Nanoarrays have aroused great concern in boosting the cyclic stability of lithium-ion batteries because of their prominent superiorities in shortening diffusion path of Li⁺ ions, and resolving disadvantages of poor anchor ability of active materials. Herein, bilateral nanoarrays self-supporting electrode composed of Coca-Cola-based N-doped caramel sheathed NiCo₂O₄/Co₃O₄/Al₂O₃ in-situ anchored on Ni foam substrate was synthesized via microwave-assisted method. The morphologies of the inner and outer sides of Ni foam substrate are different. The in-situ formation of bilateral nanoarrays not only causes dissolution of interlayer to ingeniously form NiCo₂O₄, but also reinforces adhesion. Coca-Cola-based unique N-doped micro-mesoporous caramel is used for the first time to boost electrochemical performance.

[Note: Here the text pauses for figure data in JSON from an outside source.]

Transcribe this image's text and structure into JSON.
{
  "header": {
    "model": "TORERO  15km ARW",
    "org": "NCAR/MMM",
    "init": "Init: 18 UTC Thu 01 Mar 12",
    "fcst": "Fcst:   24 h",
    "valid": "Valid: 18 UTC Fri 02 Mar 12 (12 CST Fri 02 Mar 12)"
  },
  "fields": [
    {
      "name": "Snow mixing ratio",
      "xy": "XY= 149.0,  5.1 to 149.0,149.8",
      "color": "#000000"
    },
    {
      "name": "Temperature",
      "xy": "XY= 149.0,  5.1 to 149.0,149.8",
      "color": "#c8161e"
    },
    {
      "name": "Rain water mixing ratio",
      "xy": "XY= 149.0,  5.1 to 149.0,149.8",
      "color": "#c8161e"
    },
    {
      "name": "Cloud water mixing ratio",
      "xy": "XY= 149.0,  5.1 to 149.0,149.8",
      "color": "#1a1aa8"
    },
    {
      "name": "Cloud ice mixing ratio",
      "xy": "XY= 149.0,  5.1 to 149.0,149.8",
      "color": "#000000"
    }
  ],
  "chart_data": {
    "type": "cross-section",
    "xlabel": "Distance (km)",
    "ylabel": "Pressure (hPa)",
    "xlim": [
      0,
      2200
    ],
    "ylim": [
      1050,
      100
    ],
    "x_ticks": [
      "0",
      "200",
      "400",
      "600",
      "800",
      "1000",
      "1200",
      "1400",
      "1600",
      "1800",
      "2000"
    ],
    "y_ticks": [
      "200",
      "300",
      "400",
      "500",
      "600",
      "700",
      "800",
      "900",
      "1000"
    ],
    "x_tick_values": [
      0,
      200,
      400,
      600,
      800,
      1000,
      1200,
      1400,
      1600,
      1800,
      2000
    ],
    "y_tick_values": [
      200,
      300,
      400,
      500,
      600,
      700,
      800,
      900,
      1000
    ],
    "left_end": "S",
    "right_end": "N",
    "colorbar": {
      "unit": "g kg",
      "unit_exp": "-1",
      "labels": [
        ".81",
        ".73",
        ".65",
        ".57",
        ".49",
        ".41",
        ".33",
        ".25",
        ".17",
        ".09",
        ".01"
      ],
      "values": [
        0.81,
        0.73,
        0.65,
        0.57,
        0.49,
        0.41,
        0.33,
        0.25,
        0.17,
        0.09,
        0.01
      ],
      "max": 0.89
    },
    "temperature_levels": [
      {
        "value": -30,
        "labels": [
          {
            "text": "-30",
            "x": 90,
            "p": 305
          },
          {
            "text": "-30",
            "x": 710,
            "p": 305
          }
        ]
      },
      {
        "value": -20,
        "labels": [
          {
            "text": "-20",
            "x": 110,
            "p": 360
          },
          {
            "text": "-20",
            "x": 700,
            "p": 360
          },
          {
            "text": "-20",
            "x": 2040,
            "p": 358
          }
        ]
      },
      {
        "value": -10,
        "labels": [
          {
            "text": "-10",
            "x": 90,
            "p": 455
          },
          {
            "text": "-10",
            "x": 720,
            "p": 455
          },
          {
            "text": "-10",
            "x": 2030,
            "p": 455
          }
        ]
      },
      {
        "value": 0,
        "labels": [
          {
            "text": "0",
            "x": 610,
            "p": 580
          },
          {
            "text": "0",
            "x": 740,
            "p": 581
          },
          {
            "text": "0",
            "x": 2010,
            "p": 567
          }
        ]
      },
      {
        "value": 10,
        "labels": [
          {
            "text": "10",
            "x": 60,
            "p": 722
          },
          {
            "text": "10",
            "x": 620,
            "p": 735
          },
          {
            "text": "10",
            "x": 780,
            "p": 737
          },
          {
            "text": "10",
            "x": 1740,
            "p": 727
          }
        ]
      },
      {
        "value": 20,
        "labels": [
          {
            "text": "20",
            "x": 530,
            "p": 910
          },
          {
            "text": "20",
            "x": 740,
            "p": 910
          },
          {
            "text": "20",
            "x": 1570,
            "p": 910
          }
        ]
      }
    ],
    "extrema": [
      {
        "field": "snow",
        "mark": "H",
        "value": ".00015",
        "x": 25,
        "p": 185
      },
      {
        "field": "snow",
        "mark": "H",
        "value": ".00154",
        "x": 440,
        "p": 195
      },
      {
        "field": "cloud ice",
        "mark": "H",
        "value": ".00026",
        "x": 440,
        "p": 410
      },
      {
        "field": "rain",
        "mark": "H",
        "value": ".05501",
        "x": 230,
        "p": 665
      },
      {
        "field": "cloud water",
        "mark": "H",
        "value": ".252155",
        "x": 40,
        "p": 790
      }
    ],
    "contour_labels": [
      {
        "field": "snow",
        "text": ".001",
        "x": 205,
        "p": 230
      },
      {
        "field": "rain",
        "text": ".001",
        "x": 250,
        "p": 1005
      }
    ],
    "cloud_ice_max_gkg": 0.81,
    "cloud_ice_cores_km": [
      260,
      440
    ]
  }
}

Specifically, the carbon/binder free bilateral nanoarrays electrode composed of Coca-Cola-based caramel sheathed NiCo₂O₄/Co₃O₄/Al₂O₃ possess a high reversible capacity (1.28 mA h cm⁻² at 0.5 mA cm⁻² for 200 cycles), exhibit ultra-stable and high rate cyclic stability (0.27 mA h cm⁻² at 4 mA cm⁻² over 2500 cycles, and 0.25 mA h cm⁻² at a high rate of 6 mA cm⁻² over 1500 cycles). This work proposes a rational strategy to enhance electrochemical performance for hybrid oxides self-supporting electrode.